The numerous aberrations in molecular pathways that can produce cancer is one cause to necessitate the use of drug combinations for treatment of individual can cers. Combination therapy design requires a framework for inference of the individual tumor pathways, prediction of tumor sensitivity to targeted drug and algorithms Inhibitors,Modulators,Libraries for selection of the drug combinations under different con straints. The current state of the art in predicting sensitiv ity to drugs is primarily based on assays measuring gene expression, protein abundance and genetic mutations of tumors. these methods often have low accuracy due to the breadth of available expression data coupled with the absence of information on the functional importance of many genetic mutations.

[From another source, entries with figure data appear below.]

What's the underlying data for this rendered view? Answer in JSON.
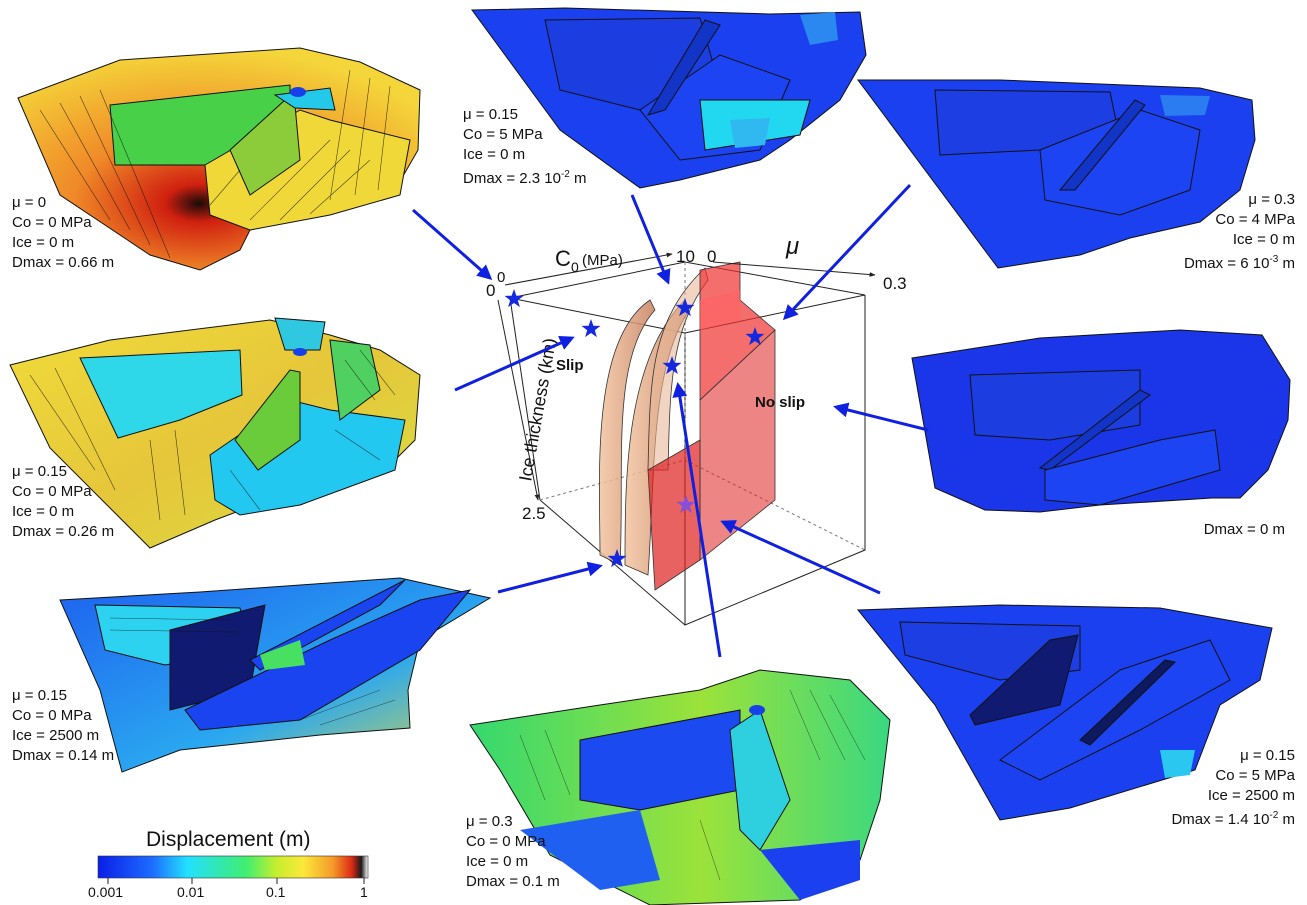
{
  "colorbar": {
    "title": "Displacement (m)",
    "ticks": [
      "0.001",
      "0.01",
      "0.1",
      "1"
    ],
    "colors": [
      "#0a1fe8",
      "#1e6bff",
      "#22e0ff",
      "#40ee70",
      "#c6ee2e",
      "#fbe83a",
      "#f59a2a",
      "#dd2a14",
      "#1a1a1a",
      "#ffffff"
    ]
  },
  "cube": {
    "c0_label": "C",
    "c0_sub": "0",
    "c0_unit": "(MPa)",
    "c0_min": "0",
    "c0_max": "10",
    "mu_label": "μ",
    "mu_min": "0",
    "mu_max": "0.3",
    "ice_label": "Ice thickness (km)",
    "ice_min": "0",
    "ice_max": "2.5",
    "slip_label": "Slip",
    "noslip_label": "No slip"
  },
  "panels": {
    "p1": {
      "mu": "μ = 0",
      "co": "Co = 0 MPa",
      "ice": "Ice = 0 m",
      "dmax": "Dmax = 0.66 m",
      "dominant_color": "#e8a020"
    },
    "p2": {
      "mu": "μ = 0.15",
      "co": "Co = 5 MPa",
      "ice": "Ice = 0 m",
      "dmax_base": "Dmax = 2.3 10",
      "dmax_exp": "-2",
      "dmax_unit": " m",
      "dominant_color": "#1a40f0"
    },
    "p3": {
      "mu": "μ = 0.3",
      "co": "Co = 4 MPa",
      "ice": "Ice = 0 m",
      "dmax_base": "Dmax = 6 10",
      "dmax_exp": "-3",
      "dmax_unit": " m",
      "dominant_color": "#1a40f0"
    },
    "p4": {
      "mu": "μ = 0.15",
      "co": "Co = 0 MPa",
      "ice": "Ice = 0 m",
      "dmax": "Dmax = 0.26 m",
      "dominant_color": "#e6d430"
    },
    "p5": {
      "dmax": "Dmax = 0 m",
      "dominant_color": "#1a36e8"
    },
    "p6": {
      "mu": "μ = 0.15",
      "co": "Co = 0 MPa",
      "ice": "Ice = 2500 m",
      "dmax": "Dmax = 0.14 m",
      "dominant_color": "#2250f0"
    },
    "p7": {
      "mu": "μ = 0.3",
      "co": "Co = 0 MPa",
      "ice": "Ice = 0 m",
      "dmax": "Dmax = 0.1 m",
      "dominant_color": "#38d860"
    },
    "p8": {
      "mu": "μ = 0.15",
      "co": "Co = 5 MPa",
      "ice": "Ice = 2500 m",
      "dmax_base": "Dmax = 1.4 10",
      "dmax_exp": "-2",
      "dmax_unit": " m",
      "dominant_color": "#1a40f0"
    }
  },
  "colors": {
    "arrow": "#1020e0",
    "star": "#1428e0",
    "red_surface": "#e02020",
    "tan_surface": "#d89870"
  }
}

A commonly used method for predicting the success of targeted drugs for a tumor sample is based on the genetic aberrations in the tumor. However, the accuracy of prediction of drug sensitivity based on mutation knowl edge is limited in many forms of tumors as some of the mutations may not be functionally important Inhibitors,Modulators,Libraries or tumors can develop without the known genetic mutations. Statistical tests have been used in to show that genetic mutations can be predictive of the drug sensitivity in non small cell lung cancers but the classification rates of these predictors based on indi vidual mutations for the aberrant samples are still low. For specific diseases, some mutations have been able to predict the patients that will not respond to particular therapies for instance reports a success rate of 87% in predicting non responders to anti EGFR Inhibitors,Modulators,Libraries monoclonal antibodies using the mutational status of KRAS, BRAF, PIK3CA and PTEN.
The prediction of tumor sensitivity to drugs has also been approached selleck kinase inhibitor as a classification prob lem using gene expression profiles. In, gene expression profiles are used to predict the binarized efficacy of a drug over a cell line with the accuracy of the designed classi fiers ranging from 64% to 92%. In, a co expression extrapolation approach is used to predict the binarized drug sensitivity in data points outside the train ing set with an accuracy of around 75%.